The 90-meter (300-foot) high Tennis Tower consists of eight courts, totaling 5,500 square meters (60,000 square feet) of playing space. The courts are layered vertically rather than horizontally, using BSB’s B-Core slab structure, a solution inspired by the outer shell of a spacecraft. This technology made international headlines in the past, as it allowed for the safe deployment of prefabricated construction units in record time.

 Playscraper Tennis Tower / CRA - Carlo Ratti Associati

“This project would not just create a new icon for sports lovers,” says architect and engineer Carlo Ratti, founder of CRA and director of the MIT Senseable City Lab. “It also experiments with a new type of public space, extending vertically instead of horizontally. The tower is easy to install and dismantle and can be easily moved. This flexible approach fits the circular nature of today’s sports competitions, which move from location to location throughout the year.”

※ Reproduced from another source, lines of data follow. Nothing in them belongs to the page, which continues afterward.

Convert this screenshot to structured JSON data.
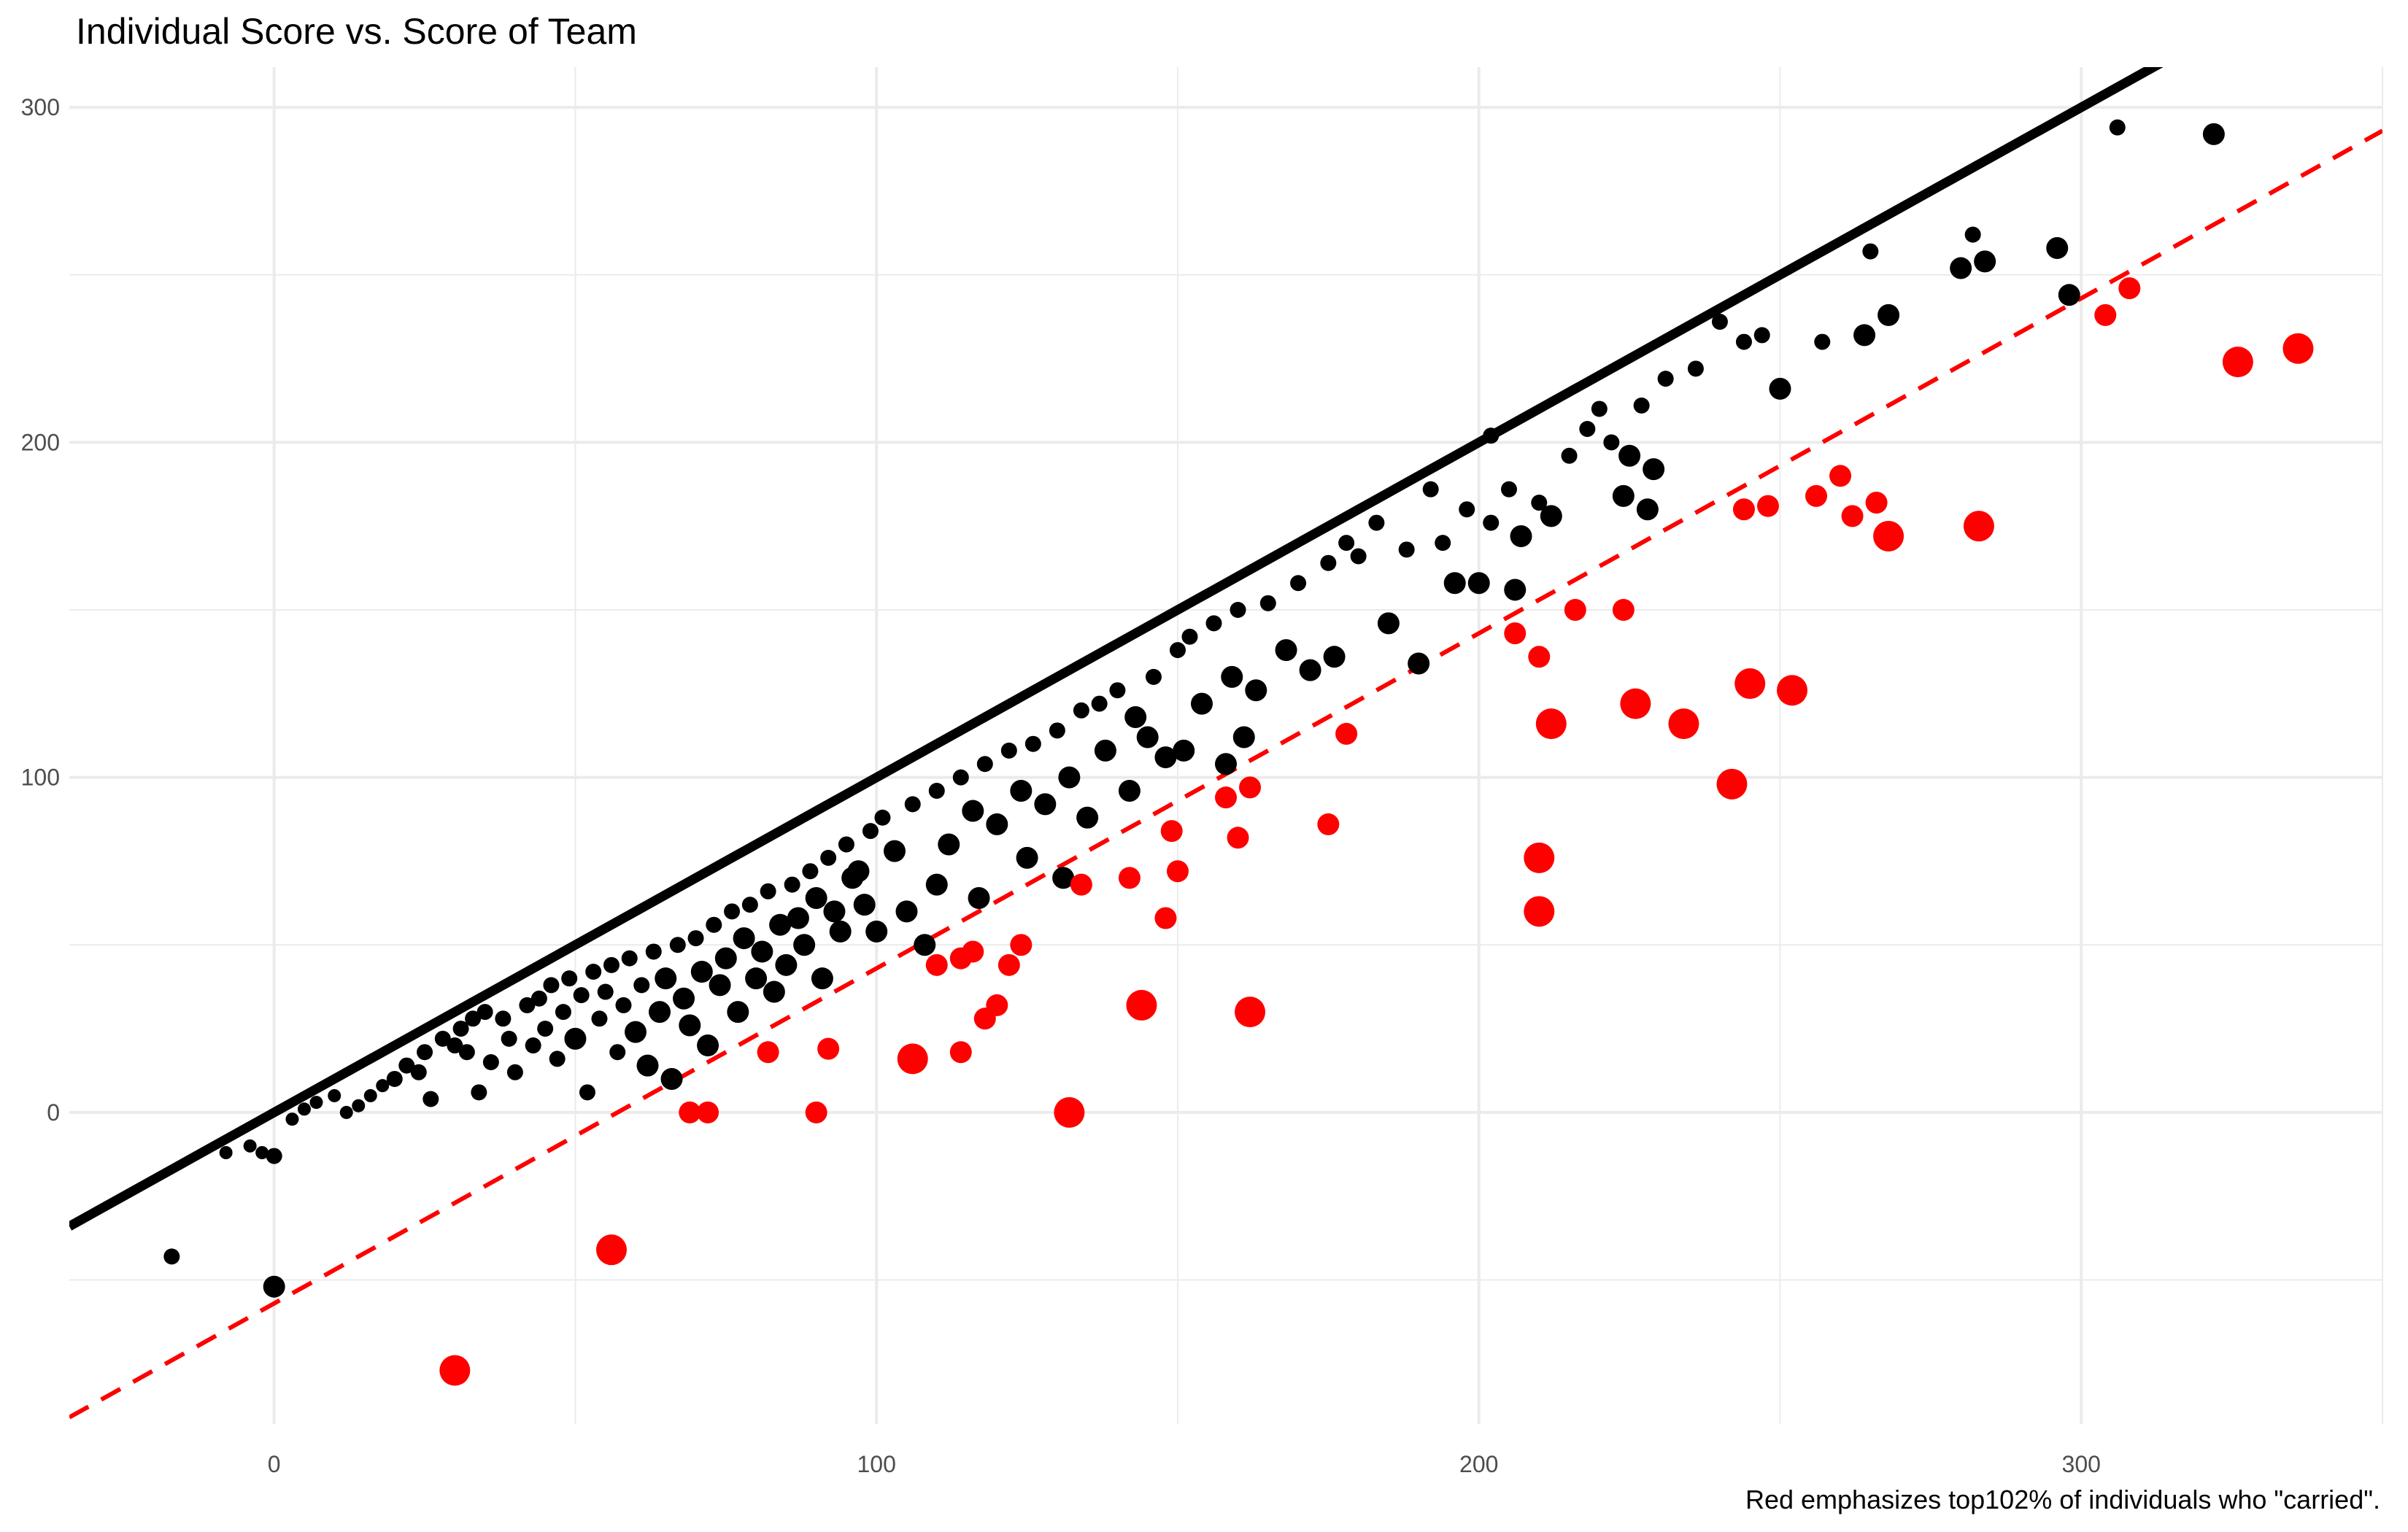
{
  "chart_data": {
    "type": "scatter",
    "title": "Individual Score vs. Score of Team",
    "caption": "Red emphasizes top102% of individuals who \"carried\".",
    "xlabel": "",
    "ylabel": "",
    "xlim": [
      -34,
      350
    ],
    "ylim": [
      -93,
      312
    ],
    "x_ticks": [
      0,
      100,
      200,
      300
    ],
    "y_ticks": [
      0,
      100,
      200,
      300
    ],
    "grid": true,
    "colors": {
      "black": "#000000",
      "red": "#ff0000",
      "grid": "#ebebeb",
      "tick": "#4d4d4d"
    },
    "reference_lines": [
      {
        "name": "identity",
        "slope": 1,
        "intercept": 0,
        "color": "#000000",
        "style": "solid"
      },
      {
        "name": "threshold",
        "slope": 1,
        "intercept": -57,
        "color": "#ff0000",
        "style": "dashed"
      }
    ],
    "series": [
      {
        "color": "#000000",
        "points": [
          [
            -17,
            -43,
            2
          ],
          [
            0,
            -52,
            3
          ],
          [
            -8,
            -12,
            1
          ],
          [
            -4,
            -10,
            1
          ],
          [
            -2,
            -12,
            1
          ],
          [
            0,
            -13,
            2
          ],
          [
            3,
            -2,
            1
          ],
          [
            5,
            1,
            1
          ],
          [
            7,
            3,
            1
          ],
          [
            10,
            5,
            1
          ],
          [
            12,
            0,
            1
          ],
          [
            14,
            2,
            1
          ],
          [
            16,
            5,
            1
          ],
          [
            18,
            8,
            1
          ],
          [
            20,
            10,
            2
          ],
          [
            22,
            14,
            2
          ],
          [
            24,
            12,
            2
          ],
          [
            25,
            18,
            2
          ],
          [
            26,
            4,
            2
          ],
          [
            28,
            22,
            2
          ],
          [
            30,
            20,
            2
          ],
          [
            31,
            25,
            2
          ],
          [
            32,
            18,
            2
          ],
          [
            33,
            28,
            2
          ],
          [
            34,
            6,
            2
          ],
          [
            35,
            30,
            2
          ],
          [
            36,
            15,
            2
          ],
          [
            38,
            28,
            2
          ],
          [
            39,
            22,
            2
          ],
          [
            40,
            12,
            2
          ],
          [
            42,
            32,
            2
          ],
          [
            43,
            20,
            2
          ],
          [
            44,
            34,
            2
          ],
          [
            45,
            25,
            2
          ],
          [
            46,
            38,
            2
          ],
          [
            47,
            16,
            2
          ],
          [
            48,
            30,
            2
          ],
          [
            49,
            40,
            2
          ],
          [
            50,
            22,
            3
          ],
          [
            51,
            35,
            2
          ],
          [
            52,
            6,
            2
          ],
          [
            53,
            42,
            2
          ],
          [
            54,
            28,
            2
          ],
          [
            55,
            36,
            2
          ],
          [
            56,
            44,
            2
          ],
          [
            57,
            18,
            2
          ],
          [
            58,
            32,
            2
          ],
          [
            59,
            46,
            2
          ],
          [
            60,
            24,
            3
          ],
          [
            61,
            38,
            2
          ],
          [
            62,
            14,
            3
          ],
          [
            63,
            48,
            2
          ],
          [
            64,
            30,
            3
          ],
          [
            65,
            40,
            3
          ],
          [
            66,
            10,
            3
          ],
          [
            67,
            50,
            2
          ],
          [
            68,
            34,
            3
          ],
          [
            69,
            26,
            3
          ],
          [
            70,
            52,
            2
          ],
          [
            71,
            42,
            3
          ],
          [
            72,
            20,
            3
          ],
          [
            73,
            56,
            2
          ],
          [
            74,
            38,
            3
          ],
          [
            75,
            46,
            3
          ],
          [
            76,
            60,
            2
          ],
          [
            77,
            30,
            3
          ],
          [
            78,
            52,
            3
          ],
          [
            79,
            62,
            2
          ],
          [
            80,
            40,
            3
          ],
          [
            81,
            48,
            3
          ],
          [
            82,
            66,
            2
          ],
          [
            83,
            36,
            3
          ],
          [
            84,
            56,
            3
          ],
          [
            85,
            44,
            3
          ],
          [
            86,
            68,
            2
          ],
          [
            87,
            58,
            3
          ],
          [
            88,
            50,
            3
          ],
          [
            89,
            72,
            2
          ],
          [
            90,
            64,
            3
          ],
          [
            91,
            40,
            3
          ],
          [
            92,
            76,
            2
          ],
          [
            93,
            60,
            3
          ],
          [
            94,
            54,
            3
          ],
          [
            95,
            80,
            2
          ],
          [
            96,
            70,
            3
          ],
          [
            97,
            72,
            3
          ],
          [
            98,
            62,
            3
          ],
          [
            99,
            84,
            2
          ],
          [
            100,
            54,
            3
          ],
          [
            101,
            88,
            2
          ],
          [
            103,
            78,
            3
          ],
          [
            105,
            60,
            3
          ],
          [
            106,
            92,
            2
          ],
          [
            108,
            50,
            3
          ],
          [
            110,
            68,
            3
          ],
          [
            110,
            96,
            2
          ],
          [
            112,
            80,
            3
          ],
          [
            114,
            100,
            2
          ],
          [
            116,
            90,
            3
          ],
          [
            117,
            64,
            3
          ],
          [
            118,
            104,
            2
          ],
          [
            120,
            86,
            3
          ],
          [
            122,
            108,
            2
          ],
          [
            124,
            96,
            3
          ],
          [
            125,
            76,
            3
          ],
          [
            126,
            110,
            2
          ],
          [
            128,
            92,
            3
          ],
          [
            130,
            114,
            2
          ],
          [
            131,
            70,
            3
          ],
          [
            132,
            100,
            3
          ],
          [
            134,
            120,
            2
          ],
          [
            135,
            88,
            3
          ],
          [
            137,
            122,
            2
          ],
          [
            138,
            108,
            3
          ],
          [
            140,
            126,
            2
          ],
          [
            142,
            96,
            3
          ],
          [
            143,
            118,
            3
          ],
          [
            145,
            112,
            3
          ],
          [
            146,
            130,
            2
          ],
          [
            148,
            106,
            3
          ],
          [
            150,
            138,
            2
          ],
          [
            151,
            108,
            3
          ],
          [
            152,
            142,
            2
          ],
          [
            154,
            122,
            3
          ],
          [
            156,
            146,
            2
          ],
          [
            158,
            104,
            3
          ],
          [
            159,
            130,
            3
          ],
          [
            160,
            150,
            2
          ],
          [
            161,
            112,
            3
          ],
          [
            163,
            126,
            3
          ],
          [
            165,
            152,
            2
          ],
          [
            168,
            138,
            3
          ],
          [
            170,
            158,
            2
          ],
          [
            172,
            132,
            3
          ],
          [
            175,
            164,
            2
          ],
          [
            176,
            136,
            3
          ],
          [
            178,
            170,
            2
          ],
          [
            180,
            166,
            2
          ],
          [
            183,
            176,
            2
          ],
          [
            185,
            146,
            3
          ],
          [
            188,
            168,
            2
          ],
          [
            190,
            134,
            3
          ],
          [
            192,
            186,
            2
          ],
          [
            194,
            170,
            2
          ],
          [
            196,
            158,
            3
          ],
          [
            198,
            180,
            2
          ],
          [
            200,
            158,
            3
          ],
          [
            202,
            176,
            2
          ],
          [
            205,
            186,
            2
          ],
          [
            206,
            156,
            3
          ],
          [
            207,
            172,
            3
          ],
          [
            210,
            182,
            2
          ],
          [
            212,
            178,
            3
          ],
          [
            215,
            196,
            2
          ],
          [
            218,
            204,
            2
          ],
          [
            220,
            210,
            2
          ],
          [
            222,
            200,
            2
          ],
          [
            224,
            184,
            3
          ],
          [
            225,
            196,
            3
          ],
          [
            227,
            211,
            2
          ],
          [
            228,
            180,
            3
          ],
          [
            229,
            192,
            3
          ],
          [
            231,
            219,
            2
          ],
          [
            236,
            222,
            2
          ],
          [
            240,
            236,
            2
          ],
          [
            244,
            230,
            2
          ],
          [
            247,
            232,
            2
          ],
          [
            250,
            216,
            3
          ],
          [
            264,
            232,
            3
          ],
          [
            268,
            238,
            3
          ],
          [
            280,
            252,
            3
          ],
          [
            282,
            262,
            2
          ],
          [
            284,
            254,
            3
          ],
          [
            296,
            258,
            3
          ],
          [
            298,
            244,
            3
          ],
          [
            306,
            294,
            2
          ],
          [
            322,
            292,
            3
          ],
          [
            265,
            257,
            2
          ],
          [
            257,
            230,
            2
          ],
          [
            202,
            202,
            2
          ]
        ]
      },
      {
        "color": "#ff0000",
        "points": [
          [
            30,
            -77,
            4
          ],
          [
            56,
            -41,
            4
          ],
          [
            69,
            0,
            3
          ],
          [
            72,
            0,
            3
          ],
          [
            82,
            18,
            3
          ],
          [
            90,
            0,
            3
          ],
          [
            92,
            19,
            3
          ],
          [
            106,
            16,
            4
          ],
          [
            110,
            44,
            3
          ],
          [
            114,
            46,
            3
          ],
          [
            116,
            48,
            3
          ],
          [
            114,
            18,
            3
          ],
          [
            118,
            28,
            3
          ],
          [
            120,
            32,
            3
          ],
          [
            122,
            44,
            3
          ],
          [
            124,
            50,
            3
          ],
          [
            132,
            0,
            4
          ],
          [
            134,
            68,
            3
          ],
          [
            142,
            70,
            3
          ],
          [
            144,
            32,
            4
          ],
          [
            148,
            58,
            3
          ],
          [
            149,
            84,
            3
          ],
          [
            150,
            72,
            3
          ],
          [
            158,
            94,
            3
          ],
          [
            160,
            82,
            3
          ],
          [
            162,
            97,
            3
          ],
          [
            162,
            30,
            4
          ],
          [
            175,
            86,
            3
          ],
          [
            178,
            113,
            3
          ],
          [
            206,
            143,
            3
          ],
          [
            210,
            136,
            3
          ],
          [
            210,
            76,
            4
          ],
          [
            210,
            60,
            4
          ],
          [
            212,
            116,
            4
          ],
          [
            216,
            150,
            3
          ],
          [
            224,
            150,
            3
          ],
          [
            226,
            122,
            4
          ],
          [
            234,
            116,
            4
          ],
          [
            242,
            98,
            4
          ],
          [
            244,
            180,
            3
          ],
          [
            245,
            128,
            4
          ],
          [
            248,
            181,
            3
          ],
          [
            252,
            126,
            4
          ],
          [
            256,
            184,
            3
          ],
          [
            260,
            190,
            3
          ],
          [
            262,
            178,
            3
          ],
          [
            266,
            182,
            3
          ],
          [
            268,
            172,
            4
          ],
          [
            283,
            175,
            4
          ],
          [
            304,
            238,
            3
          ],
          [
            308,
            246,
            3
          ],
          [
            326,
            224,
            4
          ],
          [
            336,
            228,
            4
          ]
        ]
      }
    ]
  }
}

 Playscraper Tennis Tower / CRA - Carlo Ratti Associati

The Tennis Tower contains eight sandwich structures piled on top of the other, each containing a stand-alone tennis court. The narrow sides of each “box” feature transparent walls offering panoramic views. The two long sides incorporate an electronic facade that can stream sports matches and other digital content. In this way, the tower’s unique design engages not just the players on the court, but those in the surrounding area who can view the action on its wide screens.

 Playscraper Tennis Tower / CRA - Carlo Ratti Associati

Several recent projects by CRA explore the use of unconventional materials in architecture. The newly-inaugurated MEET Digital Arts Center in Milan is centered around a “vertical plaza” whose stairwell was digitally fabricated using an innovative laser-cut steel sandwich. CRA also experimented with mycelium, the root of mushrooms, as a compostable construction element, most notably with the Circular Garden installation produced in conjunction with energy company Eni at Milan Design Week 2019. Also in Italy’s financial capital, CRA used nature itself as a building block with VITAE, a scientific research center featuring a 200-meter long urban vineyard. VITAE was developed for Covivio and is scheduled to open in 2022.